We pretty much exhausted the subject of my crazy adventures, that we touched upon lightly for lack of time, and the entire breakfast congregation concurred that I was loony-bin crazy. Thomas, the German, was in a state of complete disbelief that I managed to fly out of Frankfurt with no ticket. Goran kept nodding his shaggy head appreciatively to the news that I met a beautiful KGB translator spy but DID NOT sleep with her. I caught his sly sideway glance.
“Naturally!” He said. “How could you? That would be against the regulations.”
“I just had a confessional done by Aldona, “I reminded him and any other skeptics.
Goran just nodded, staring into his coffee with a smug smile on his haphazardly shaven face. Smart. We all had to pass the IQ test, among other things, to get here. The highest possible IQ score per the test that was used by the Church of Scientology International was 160. The average was 110. The passing score for the Base was 135. The Swede’s IQ was 155, as I remembered from my personnel procurement days when I had access to all kinds of personnel data.
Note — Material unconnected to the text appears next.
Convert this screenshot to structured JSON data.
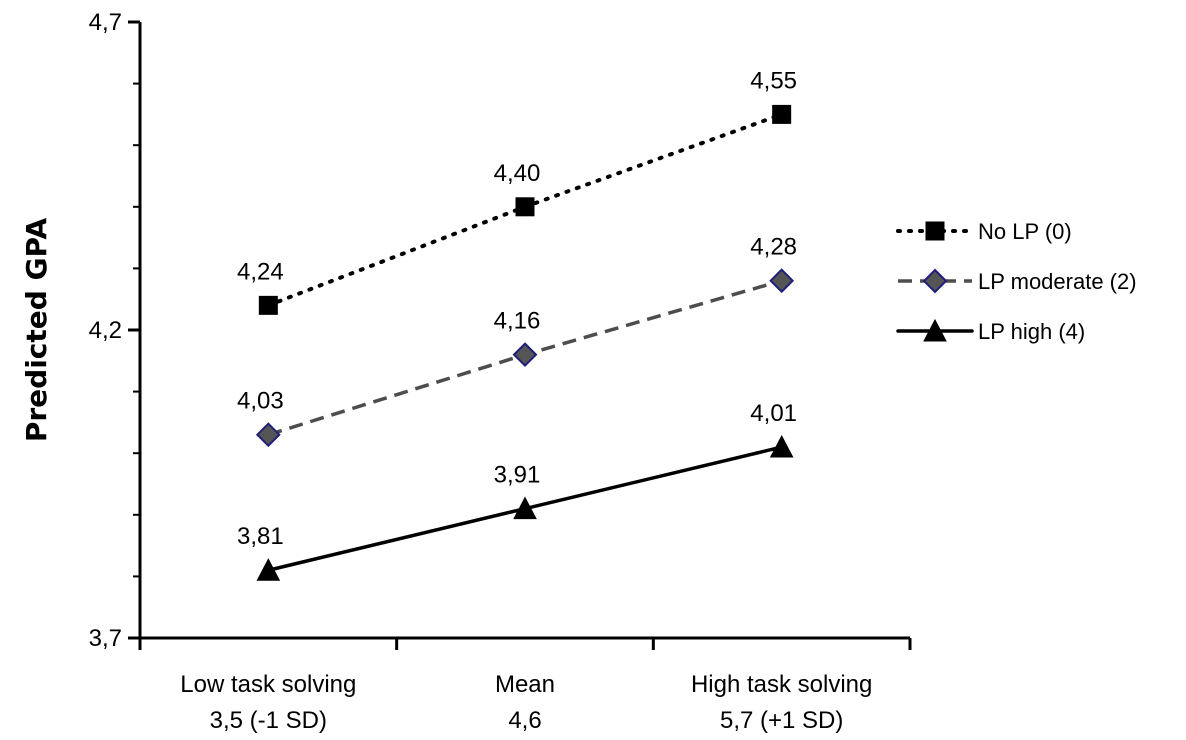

Porzia looked a bit tense and unsettled at the news of the beautiful translator with whom I naturally hadn’t slept. The level of trust between us had always been miniscule. Pablo just laughed easily and slapped me on the shoulder; that was his way. He didn’t care about regulations or anything I did or didn’t do one way or the other. He was just happy to have me back. Thomas was staring at me with a lot of admiration, still shaking his head in disbelief.   
I suddenly noticed lines around Chloe’s mouth. I looked closer at my friends. They all aged a bit. We’ve been together for almost five years. Just a few days prior I was startled to notice plenty of grey on my head and that the male-pattern boldness had firmly settled in, too. Always in a rush, I never saw it coming until it came.
“Hey, you know, no more back translations!” Porzia brightened up. “COB changed the production line!” 
          The TU I found now was a different TU in many ways. First of all, QC through back translations was abolished and Language I/C’s were now entrusted to approve translations. That was a monumental change which opened a floodgate of translations. It was ordered by no one else but the Chairman of the Board of the Religious Technology Center David Miscavige himself. That was a welcome and long overdue change.
The other change was that the TU now operated exclusively and only on so called international event releases. There are 6 major international events.